Meals with everything from salads topped with scallops, to bacon-and-cheese stuffed chicken, to homemade fruit pies with maple syrup sorbet, are served family-style, with one of the lodge’s staff seated at every table. And every night, Jacques, the lodge’s elder statesmen, serenades guests with a guitar.
“It is not the man who takes the mountain,” he sings in French to the tune of Renaud’s 1983 song, “Dès que le vent soufflera.”
“It is the mountain that takes the man.”
The next day, I follow Jacques for more backcountry skiing, his beard and wispy hair matching the snow, eyes like glacial ice set against a mink-trimmed blue parka worn over black neoprene overalls.
“Both of your legs should be on the same side of the tree,” he instructs with a grin.
Jacques gracefully plows a trail through the powder.
“It’s a little orgasmic, no?” he says at one point. “It’s liberation.”
Snowflakes like dazzling jewels cling to even the tiniest branch. Moose prints are the only things that punctuate the snow.
Later, the 68-year-old tells me about his enviably adventurous life: travelling across the country to make documentaries for Radio-Canada, partaking in punishing expeditions from Ellesmere Island to the southern tip of Argentina, climbing Alaska’s Denali and the highest peak in the former Soviet Union. But he always returned here, he says, to where his life began in the Gaspésie.

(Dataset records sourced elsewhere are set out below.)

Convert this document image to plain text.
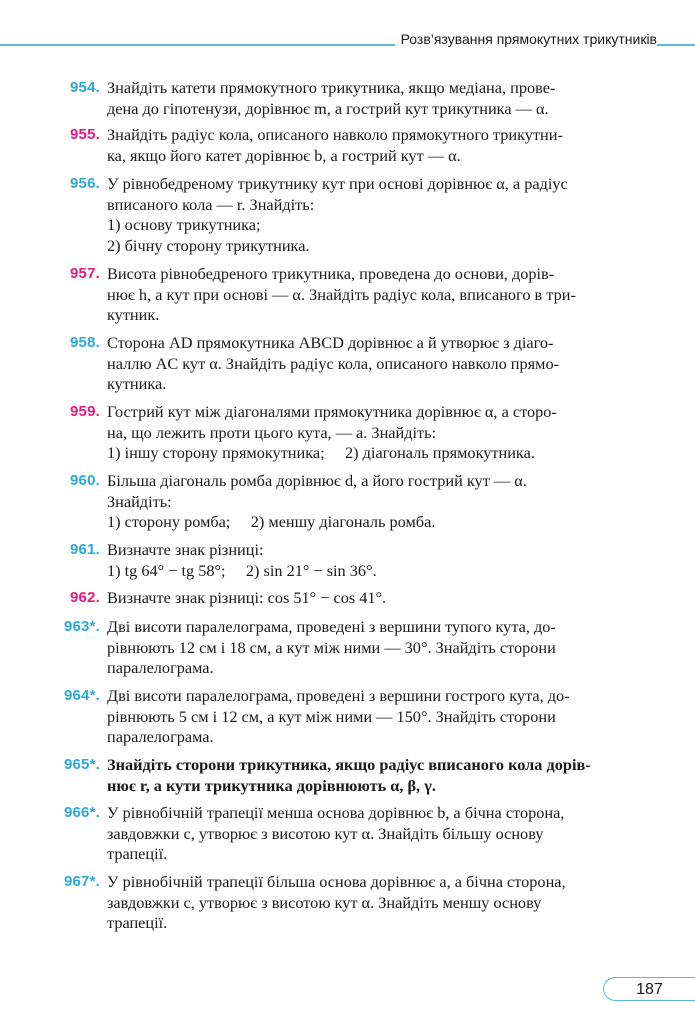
Розв’язування прямокутних трикутників
954. Знайдіть катети прямокутного трикутника, якщо медіана, прове-

дена до гіпотенузи, дорівнює m, а гострий кут трикутника — α.

955. Знайдіть радіус кола, описаного навколо прямокутного трикутни-

ка, якщо його катет дорівнює b, а гострий кут — α.

956. У рівнобедреному трикутнику кут при основі дорівнює α, а радіус

вписаного кола — r. Знайдіть:

1) основу трикутника;

2) бічну сторону трикутника.

957. Висота рівнобедреного трикутника, проведена до основи, дорів-

нює h, а кут при основі — α. Знайдіть радіус кола, вписаного в три-

кутник.

958. Сторона AD прямокутника ABCD дорівнює a й утворює з діаго-

наллю AC кут α. Знайдіть радіус кола, описаного навколо прямо-

кутника.

959. Гострий кут між діагоналями прямокутника дорівнює α, а сторо-

на, що лежить проти цього кута, — a. Знайдіть:

1) іншу сторону прямокутника;     2) діагональ прямокутника.

960. Більша діагональ ромба дорівнює d, а його гострий кут — α.

Знайдіть:

1) сторону ромба;     2) меншу діагональ ромба.

961. Визначте знак різниці:

1) tg 64° − tg 58°;     2) sin 21° − sin 36°.

962. Визначте знак різниці: cos 51° − cos 41°.

963*. Дві висоти паралелограма, проведені з вершини тупого кута, до-

рівнюють 12 см і 18 см, а кут між ними — 30°. Знайдіть сторони

паралелограма.

964*. Дві висоти паралелограма, проведені з вершини гострого кута, до-

рівнюють 5 см і 12 см, а кут між ними — 150°. Знайдіть сторони

паралелограма.

965*. Знайдіть сторони трикутника, якщо радіус вписаного кола дорів-

нює r, а кути трикутника дорівнюють α, β, γ.

966*. У рівнобічній трапеції менша основа дорівнює b, а бічна сторона,

завдовжки c, утворює з висотою кут α. Знайдіть більшу основу

трапеції.

967*. У рівнобічній трапеції більша основа дорівнює a, а бічна сторона,

завдовжки c, утворює з висотою кут α. Знайдіть меншу основу

трапеції.

187
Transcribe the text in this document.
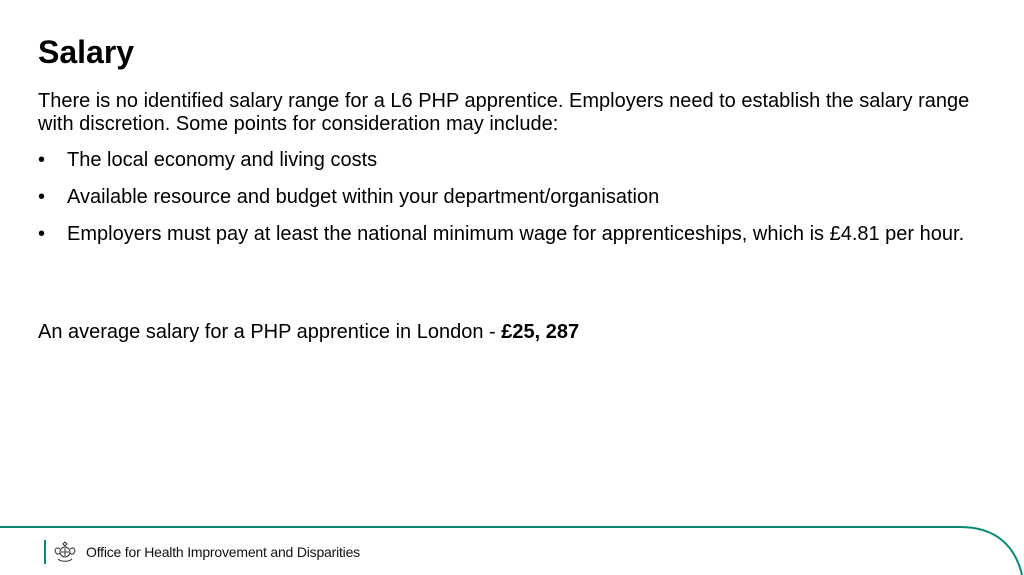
Salary

There is no identified salary range for a L6 PHP apprentice. Employers need to establish the salary range with discretion. Some points for consideration may include:

• The local economy and living costs
• Available resource and budget within your department/organisation
• Employers must pay at least the national minimum wage for apprenticeships, which is £4.81 per hour.

An average salary for a PHP apprentice in London - £25, 287

Office for Health Improvement and Disparities
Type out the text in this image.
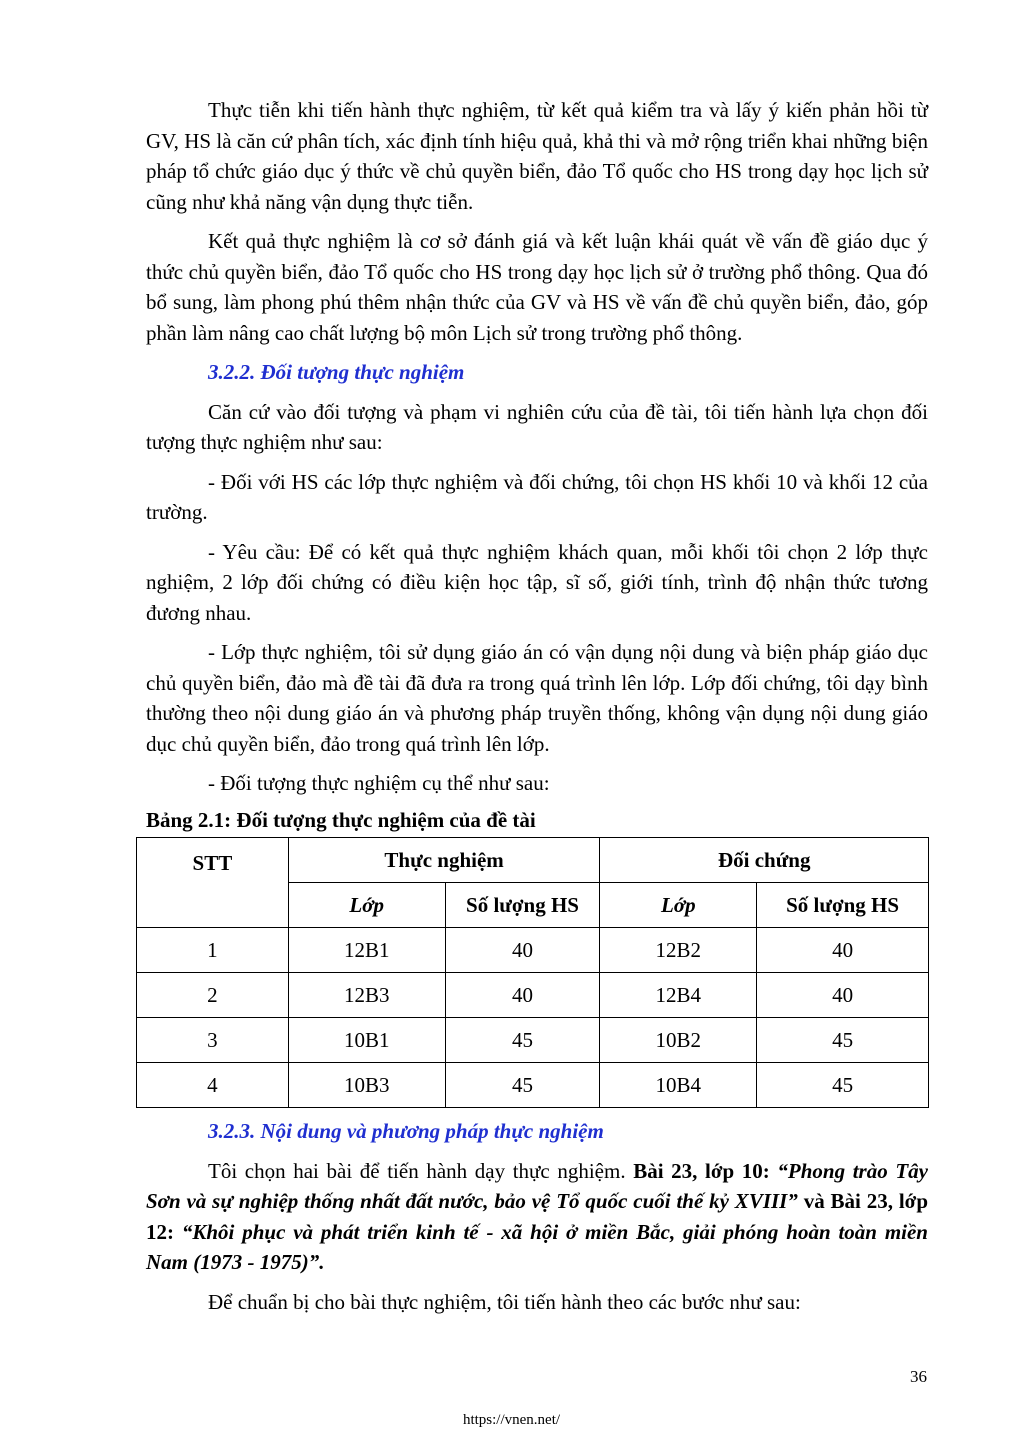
Thực tiễn khi tiến hành thực nghiệm, từ kết quả kiểm tra và lấy ý kiến phản hồi từ GV, HS là căn cứ phân tích, xác định tính hiệu quả, khả thi và mở rộng triển khai những biện pháp tổ chức giáo dục ý thức về chủ quyền biển, đảo Tổ quốc cho HS trong dạy học lịch sử cũng như khả năng vận dụng thực tiễn.

Kết quả thực nghiệm là cơ sở đánh giá và kết luận khái quát về vấn đề giáo dục ý thức chủ quyền biển, đảo Tổ quốc cho HS trong dạy học lịch sử ở trường phổ thông. Qua đó bổ sung, làm phong phú thêm nhận thức của GV và HS về vấn đề chủ quyền biển, đảo, góp phần làm nâng cao chất lượng bộ môn Lịch sử trong trường phổ thông.

3.2.2. Đối tượng thực nghiệm

Căn cứ vào đối tượng và phạm vi nghiên cứu của đề tài, tôi tiến hành lựa chọn đối tượng thực nghiệm như sau:

- Đối với HS các lớp thực nghiệm và đối chứng, tôi chọn HS khối 10 và khối 12 của trường.

- Yêu cầu: Để có kết quả thực nghiệm khách quan, mỗi khối tôi chọn 2 lớp thực nghiệm, 2 lớp đối chứng có điều kiện học tập, sĩ số, giới tính, trình độ nhận thức tương đương nhau.

- Lớp thực nghiệm, tôi sử dụng giáo án có vận dụng nội dung và biện pháp giáo dục chủ quyền biển, đảo mà đề tài đã đưa ra trong quá trình lên lớp. Lớp đối chứng, tôi dạy bình thường theo nội dung giáo án và phương pháp truyền thống, không vận dụng nội dung giáo dục chủ quyền biển, đảo trong quá trình lên lớp.

- Đối tượng thực nghiệm cụ thể như sau:

Bảng 2.1: Đối tượng thực nghiệm của đề tài
STT	Thực nghiệm		Đối chứng	
	Lớp	Số lượng HS	Lớp	Số lượng HS
1	12B1	40	12B2	40
2	12B3	40	12B4	40
3	10B1	45	10B2	45
4	10B3	45	10B4	45
3.2.3. Nội dung và phương pháp thực nghiệm

Tôi chọn hai bài để tiến hành dạy thực nghiệm. Bài 23, lớp 10: “Phong trào Tây Sơn và sự nghiệp thống nhất đất nước, bảo vệ Tổ quốc cuối thế kỷ XVIII” và Bài 23, lớp 12: “Khôi phục và phát triển kinh tế - xã hội ở miền Bắc, giải phóng hoàn toàn miền Nam (1973 - 1975)”.

Để chuẩn bị cho bài thực nghiệm, tôi tiến hành theo các bước như sau:

36
https://vnen.net/
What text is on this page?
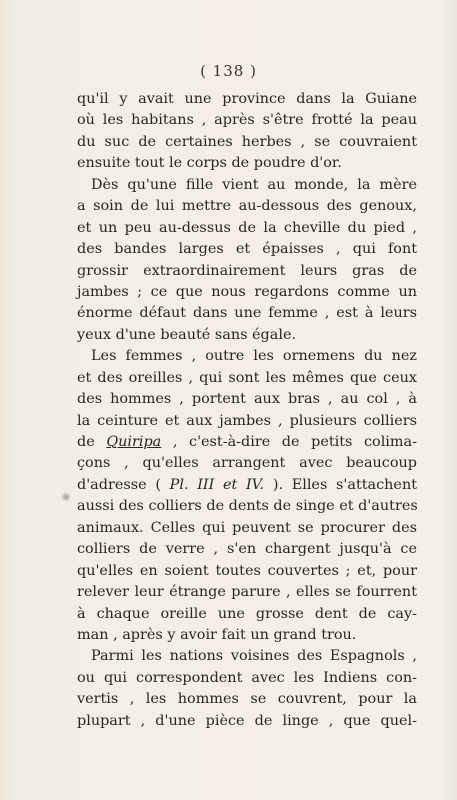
( 138 )
qu'il y avait une province dans la Guiane
où les habitans , après s'être frotté la peau
du suc de certaines herbes , se couvraient
ensuite tout le corps de poudre d'or.
Dès qu'une fille vient au monde, la mère
a soin de lui mettre au-dessous des genoux,
et un peu au-dessus de la cheville du pied ,
des bandes larges et épaisses , qui font
grossir extraordinairement leurs gras de
jambes ; ce que nous regardons comme un
énorme défaut dans une femme , est à leurs
yeux d'une beauté sans égale.
Les femmes , outre les ornemens du nez
et des oreilles , qui sont les mêmes que ceux
des hommes , portent aux bras , au col , à
la ceinture et aux jambes , plusieurs colliers
de Quiripa , c'est-à-dire de petits colima-
çons , qu'elles arrangent avec beaucoup
d'adresse ( Pl. III et IV. ). Elles s'attachent
aussi des colliers de dents de singe et d'autres
animaux. Celles qui peuvent se procurer des
colliers de verre , s'en chargent jusqu'à ce
qu'elles en soient toutes couvertes ; et, pour
relever leur étrange parure , elles se fourrent
à chaque oreille une grosse dent de cay-
man , après y avoir fait un grand trou.
Parmi les nations voisines des Espagnols ,
ou qui correspondent avec les Indiens con-
vertis , les hommes se couvrent, pour la
plupart , d'une pièce de linge , que quel-
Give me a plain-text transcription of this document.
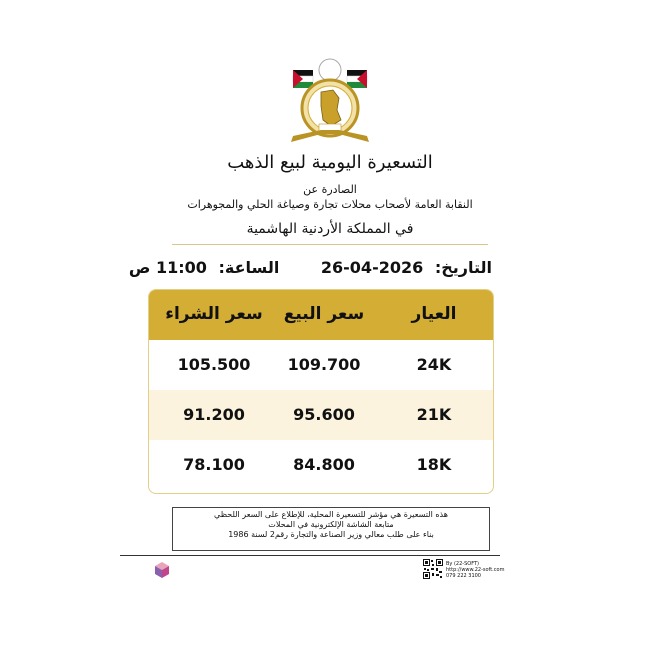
التسعيرة اليومية لبيع الذهب
الصادرة عن
النقابة العامة لأصحاب محلات تجارة وصياغة الحلي والمجوهرات
في المملكة الأردنية الهاشمية
التاريخ: 26-04-2026 الساعة: 11:00 ص
العيار
سعر البيع
سعر الشراء
24K
109.700
105.500
21K
95.600
91.200
18K
84.800
78.100
هذه التسعيرة هي مؤشر للتسعيرة المحلية، للإطلاع على السعر اللحظي
متابعة الشاشة الإلكترونية في المحلات
بناء على طلب معالي وزير الصناعة والتجارة رقم2 لسنة 1986

By (22-SOFT)
http://www.22-soft.com
079 222 3100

I ask Jacques what his secret is: how he can be more than double my age and in better shape than I’ve ever been.
“It’s the Chic-Chocs’ oxygen,” he says with a laugh.
“So, if I move here, I’ll become like you?”
“I guarantee it.”
I spend the rest of my three-night stay contentedly exploring on snowshoes, plodding to modest summits and traversing deep into the valley below the lodge to see the stunning 75-metre-tall Chute Hélène waterfall, entirely frozen over, the sound of rushing water audible beneath its dense, bulbous ice.
Wearing a pair of Hok skis — a hybrid between snowshoes and cross-country skis — Yann glides ahead of me.
“I’m in love with it: the wildlife, the rivers, the mountains,” the 38-year-old tells me, taking it all in. “We’re all at the same level in the forest.”
Daniel Otis was hosted by Le Québec Maritime, Réseau Sépaq and Tourisme Québec, which did not review or approve this story.
WHEN YOU GO
Do your research: Start planning your trip on the Auberge de montagne des Chic-Chocs’ website, sepaq.com/ct/amc
When to go: The lodge is open this winter until April 2, then again in the summer from July 7 to Sept. 13. The next winter season runs from Dec. 27 to March 30, 2019.
Get there: The fastest way of getting to the lodge from Toronto is by flying to Mont-Joli, Que., via Montreal on Air Canada (about 4.5 hours), then rent a car at the Mont Joli airport and drive nearly two hours northeast along the Saint Lawrence to the town of Sainte-Anne-des-Monts. That’s where the lodge picks up guests twice per day — once in the morning, and once in the afternoon — for a three-hour mountain ride that includes a snowcat in the winter. You can also get to Sainte-Anne-des-Monts by bus with Orléans Express. Or, include the lodge on any Gaspe Peninsula road trip.
Stay: Rates at the Auberge de montagne des Chic-Chocs, which include all outdoor gear, guides and food, start at $1,156 for two people for a two-night minimum stay in the winter, or $438 a night for two people in the summer. Views from the cosy rooms are particularly spectacular from the lodge’s rear. Be sure to book well in advance in the winter. You’ll also likely need to spend a night before or after your trip in the town of Sainte-Anne-des-Monts, which has several hotels, including the well-appointed Hôtel & Cie, where the lodge picks up its guests.